For the few fans in the Los Angeles area watching the game on Spectrum SportsNet LA, as well as the 47,000+ in attendance at Chavez Ravine, the nearly 20-minute delay in the bottom of the sixth inning had everyone scratching their heads, if not headed straight for the bathroom for a break.
After not knowing the reason behind the delay, fans started chanting, "We want baseball!" Until play ultimately resumed.
"I think that MLB should do something to educate fans," Roberts said. "You take 20 minutes, and fans are wondering what's going on, so that absolutely makes sense."
Even though he took responsibility for the mistake after the game, Molitor also thought that the delay took too long and that fans should have been made aware of the situation to avoid confusion.
"It seemed excessive to me," Molitor said of the 18-minute pause in the action. "I can't say that I was given an explanation as to why the delay was so lengthy, but I was confused and I think everyone was a little bit perplexed on what transpired."
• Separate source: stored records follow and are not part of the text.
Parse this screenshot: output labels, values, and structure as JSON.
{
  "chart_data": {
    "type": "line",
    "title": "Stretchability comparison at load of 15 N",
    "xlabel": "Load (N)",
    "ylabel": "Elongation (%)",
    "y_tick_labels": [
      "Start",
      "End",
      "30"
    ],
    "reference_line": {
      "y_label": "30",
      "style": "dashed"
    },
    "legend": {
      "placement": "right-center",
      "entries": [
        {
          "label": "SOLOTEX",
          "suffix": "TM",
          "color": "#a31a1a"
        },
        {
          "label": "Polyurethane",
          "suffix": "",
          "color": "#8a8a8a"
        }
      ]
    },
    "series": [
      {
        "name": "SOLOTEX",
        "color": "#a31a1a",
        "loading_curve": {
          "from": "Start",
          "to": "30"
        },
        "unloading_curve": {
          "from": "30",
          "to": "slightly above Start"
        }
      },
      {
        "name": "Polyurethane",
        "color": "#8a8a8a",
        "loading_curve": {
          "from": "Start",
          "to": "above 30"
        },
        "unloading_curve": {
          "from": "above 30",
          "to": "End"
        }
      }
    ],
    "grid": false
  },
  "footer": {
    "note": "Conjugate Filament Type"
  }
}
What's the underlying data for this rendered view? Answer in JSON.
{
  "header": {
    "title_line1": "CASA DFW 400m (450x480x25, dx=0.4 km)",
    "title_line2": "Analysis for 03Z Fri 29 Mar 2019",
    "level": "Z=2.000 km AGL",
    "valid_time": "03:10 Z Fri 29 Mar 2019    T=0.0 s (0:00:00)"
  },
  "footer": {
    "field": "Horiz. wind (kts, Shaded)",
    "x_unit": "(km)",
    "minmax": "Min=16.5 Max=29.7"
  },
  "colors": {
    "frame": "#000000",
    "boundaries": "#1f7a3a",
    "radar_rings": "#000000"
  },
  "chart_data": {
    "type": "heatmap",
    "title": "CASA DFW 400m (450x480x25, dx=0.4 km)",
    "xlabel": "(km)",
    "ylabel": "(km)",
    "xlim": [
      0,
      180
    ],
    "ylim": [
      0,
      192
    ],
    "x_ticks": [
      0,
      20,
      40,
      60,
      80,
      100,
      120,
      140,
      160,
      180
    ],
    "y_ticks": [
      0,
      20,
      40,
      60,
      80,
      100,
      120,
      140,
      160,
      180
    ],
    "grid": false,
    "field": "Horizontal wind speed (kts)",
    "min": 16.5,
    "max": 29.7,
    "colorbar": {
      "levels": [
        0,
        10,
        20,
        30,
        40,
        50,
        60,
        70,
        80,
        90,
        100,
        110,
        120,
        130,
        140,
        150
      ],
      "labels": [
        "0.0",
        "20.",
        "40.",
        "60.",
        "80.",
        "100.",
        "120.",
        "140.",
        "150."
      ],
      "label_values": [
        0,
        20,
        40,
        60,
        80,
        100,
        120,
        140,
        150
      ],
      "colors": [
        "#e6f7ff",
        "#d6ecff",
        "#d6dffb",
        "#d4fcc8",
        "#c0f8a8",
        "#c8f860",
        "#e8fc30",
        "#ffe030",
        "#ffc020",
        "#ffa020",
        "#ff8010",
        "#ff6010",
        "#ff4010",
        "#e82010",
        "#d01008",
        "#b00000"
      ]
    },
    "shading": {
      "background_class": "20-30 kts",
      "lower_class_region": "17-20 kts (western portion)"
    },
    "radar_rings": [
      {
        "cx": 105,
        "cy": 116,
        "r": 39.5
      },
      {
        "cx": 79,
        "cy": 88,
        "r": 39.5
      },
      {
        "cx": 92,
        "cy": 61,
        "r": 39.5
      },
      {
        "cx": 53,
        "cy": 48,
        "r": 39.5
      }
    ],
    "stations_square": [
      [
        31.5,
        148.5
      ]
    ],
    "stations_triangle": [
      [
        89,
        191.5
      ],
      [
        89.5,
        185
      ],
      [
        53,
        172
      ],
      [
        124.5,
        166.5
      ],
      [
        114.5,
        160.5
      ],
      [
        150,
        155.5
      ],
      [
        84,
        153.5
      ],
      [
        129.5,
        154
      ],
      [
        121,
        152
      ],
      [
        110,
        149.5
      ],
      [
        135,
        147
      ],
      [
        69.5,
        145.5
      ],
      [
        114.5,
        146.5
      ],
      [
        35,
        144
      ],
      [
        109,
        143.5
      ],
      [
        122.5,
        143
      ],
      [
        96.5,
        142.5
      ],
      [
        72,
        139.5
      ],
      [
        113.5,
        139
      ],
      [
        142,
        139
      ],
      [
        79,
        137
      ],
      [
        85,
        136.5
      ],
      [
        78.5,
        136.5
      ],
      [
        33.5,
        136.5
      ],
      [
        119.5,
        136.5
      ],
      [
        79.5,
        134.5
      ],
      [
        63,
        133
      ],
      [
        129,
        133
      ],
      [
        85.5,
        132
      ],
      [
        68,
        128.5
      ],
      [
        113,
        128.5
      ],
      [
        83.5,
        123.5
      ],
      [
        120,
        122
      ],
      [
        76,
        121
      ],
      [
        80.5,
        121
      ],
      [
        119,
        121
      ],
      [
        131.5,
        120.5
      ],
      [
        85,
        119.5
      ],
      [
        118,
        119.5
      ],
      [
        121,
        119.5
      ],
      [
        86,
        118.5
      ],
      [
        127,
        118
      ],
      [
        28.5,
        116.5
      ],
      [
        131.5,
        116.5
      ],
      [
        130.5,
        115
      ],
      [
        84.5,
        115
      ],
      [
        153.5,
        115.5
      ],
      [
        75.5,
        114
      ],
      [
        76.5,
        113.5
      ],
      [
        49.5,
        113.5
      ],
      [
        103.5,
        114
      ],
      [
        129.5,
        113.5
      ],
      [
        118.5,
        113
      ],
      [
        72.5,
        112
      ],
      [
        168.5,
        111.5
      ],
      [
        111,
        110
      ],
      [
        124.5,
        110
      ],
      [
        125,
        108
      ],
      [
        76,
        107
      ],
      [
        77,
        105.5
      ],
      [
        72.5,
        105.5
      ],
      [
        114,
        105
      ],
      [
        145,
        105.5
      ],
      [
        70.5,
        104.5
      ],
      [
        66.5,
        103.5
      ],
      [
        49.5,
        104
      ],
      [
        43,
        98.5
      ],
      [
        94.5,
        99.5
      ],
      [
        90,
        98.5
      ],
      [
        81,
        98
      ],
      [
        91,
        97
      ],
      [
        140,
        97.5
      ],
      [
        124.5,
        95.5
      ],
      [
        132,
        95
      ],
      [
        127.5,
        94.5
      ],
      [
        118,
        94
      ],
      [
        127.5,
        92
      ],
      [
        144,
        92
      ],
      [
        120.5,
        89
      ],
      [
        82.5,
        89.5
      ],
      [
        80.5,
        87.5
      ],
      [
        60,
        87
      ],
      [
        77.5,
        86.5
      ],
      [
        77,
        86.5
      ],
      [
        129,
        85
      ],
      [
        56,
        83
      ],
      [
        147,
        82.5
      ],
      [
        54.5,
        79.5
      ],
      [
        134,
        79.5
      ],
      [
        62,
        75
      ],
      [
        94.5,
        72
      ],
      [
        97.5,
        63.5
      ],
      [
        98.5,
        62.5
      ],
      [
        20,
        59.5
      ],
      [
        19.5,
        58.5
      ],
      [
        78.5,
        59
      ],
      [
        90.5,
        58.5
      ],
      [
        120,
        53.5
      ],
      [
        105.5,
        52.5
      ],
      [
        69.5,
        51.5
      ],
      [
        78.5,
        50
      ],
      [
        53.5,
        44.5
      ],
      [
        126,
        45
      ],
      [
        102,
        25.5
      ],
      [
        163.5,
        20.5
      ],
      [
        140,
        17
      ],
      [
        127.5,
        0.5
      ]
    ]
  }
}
Ultimately, Rosario was forced to leave the game, Polanco came back into the game from the dugout to resume his role at short, and Adrianza moved to left field. Pressly was inserted into the fifth spot in the lineup, and play resumed.
The Dodgers capitalized on the delay, removing one of the Twins' best hitters from the game, and freezing Pressly for twenty minutes between pitches.
As Roberts mentioned, at the end of the day, the Dodgers received an advantage as they quickly scored two runs once play resumed and went on to win, 6-2.